Entire "periodic" function

I am studing for exams and am stuck on this problem.

Suppose $f$ is an entire function s.t. $f(z) =f(z+1)$ and $|f(z)| < e^{|z|}$. Show $f$ is constant.

I've deduced so far that: a) $f$ is bounded on every horizontal strip b) for every bounded horizontal strip of length greater than 1 a maximum modulus must occur on a horizontal boundary.


Solution 1:

I'm a little wary of Liouville Theorem approaches... if you choose $f(z) = {1 \over 2}\sin(2\pi z)$ then it satisfies the conditions of the problem except $|f(z)| < e^{2\pi |z|}$ instead of $|f(z)| < e^{|z|}$.

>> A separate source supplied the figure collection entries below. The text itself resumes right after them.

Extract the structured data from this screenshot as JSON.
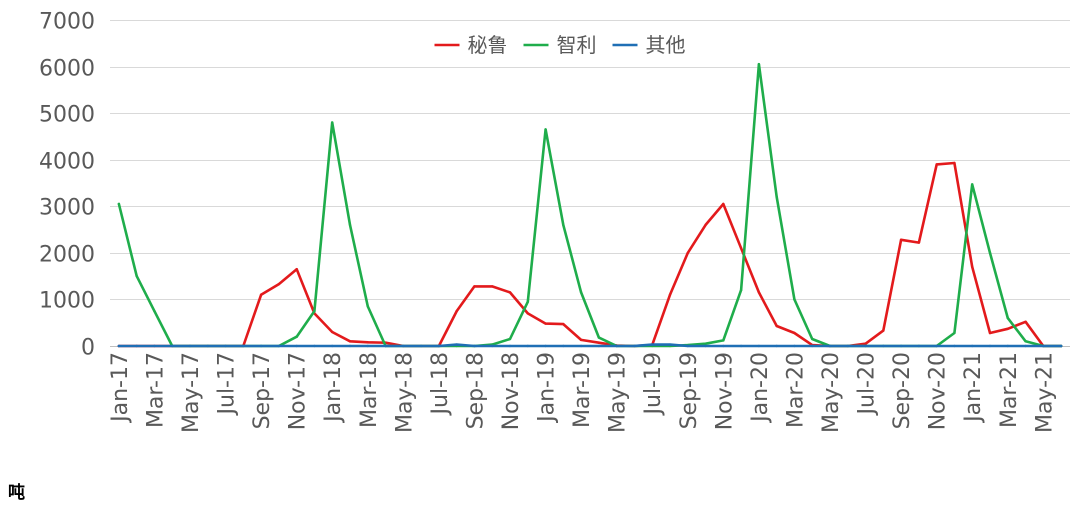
{
  "chart_data": {
    "type": "line",
    "x_tick_labels": [
      "Jan-17",
      "Mar-17",
      "May-17",
      "Jul-17",
      "Sep-17",
      "Nov-17",
      "Jan-18",
      "Mar-18",
      "May-18",
      "Jul-18",
      "Sep-18",
      "Nov-18",
      "Jan-19",
      "Mar-19",
      "May-19",
      "Jul-19",
      "Sep-19",
      "Nov-19",
      "Jan-20",
      "Mar-20",
      "May-20",
      "Jul-20",
      "Sep-20",
      "Nov-20",
      "Jan-21",
      "Mar-21",
      "May-21"
    ],
    "series": [
      {
        "name": "秘鲁",
        "color": "#e31a1c",
        "values": [
          0,
          0,
          0,
          0,
          0,
          0,
          0,
          0,
          1100,
          1330,
          1650,
          700,
          300,
          100,
          80,
          70,
          0,
          0,
          0,
          750,
          1280,
          1280,
          1150,
          700,
          480,
          470,
          130,
          70,
          10,
          0,
          20,
          1100,
          2000,
          2600,
          3050,
          2100,
          1150,
          430,
          280,
          20,
          0,
          0,
          50,
          330,
          2280,
          2220,
          3900,
          3930,
          1700,
          280,
          370,
          520,
          0,
          0
        ]
      },
      {
        "name": "智利",
        "color": "#1fad4b",
        "values": [
          3050,
          1500,
          750,
          0,
          0,
          0,
          0,
          0,
          0,
          0,
          200,
          750,
          4800,
          2600,
          850,
          0,
          0,
          0,
          0,
          0,
          0,
          30,
          150,
          950,
          4650,
          2600,
          1150,
          180,
          0,
          0,
          0,
          0,
          20,
          50,
          120,
          1200,
          6050,
          3200,
          1000,
          150,
          0,
          0,
          0,
          0,
          0,
          0,
          0,
          280,
          3470,
          2000,
          600,
          100,
          0,
          0
        ]
      },
      {
        "name": "其他",
        "color": "#1f6fb5",
        "values": [
          0,
          0,
          0,
          0,
          0,
          0,
          0,
          0,
          0,
          0,
          0,
          0,
          0,
          0,
          0,
          0,
          0,
          0,
          0,
          30,
          0,
          0,
          0,
          0,
          0,
          0,
          0,
          0,
          0,
          0,
          30,
          30,
          0,
          0,
          0,
          0,
          0,
          0,
          0,
          0,
          0,
          0,
          0,
          0,
          0,
          0,
          0,
          0,
          0,
          0,
          0,
          0,
          0,
          0
        ]
      }
    ],
    "ylim": [
      0,
      7000
    ],
    "yticks": [
      0,
      1000,
      2000,
      3000,
      4000,
      5000,
      6000,
      7000
    ],
    "unit": "吨",
    "legend": "top-center",
    "grid": true
  }
}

A suggestion: try showing $f(z) = g(e^{2\pi iz})$ where $g(z)$ is analytic except at $z = 0$. Then translate the condition $|f(z)| < e^{|z|}$ into growth conditions of $|g(z)|$ as $z \rightarrow \infty$ and $z \rightarrow 0$ and show that if they occur $g(z)$ must be constant.

Solution 2:

This is a highly non-trivial theorem in complex analysis. It is called Carlson's Theorem. Roughly it states that if an entire function vanishes at integer points and have an exponential growth, then the function is zero.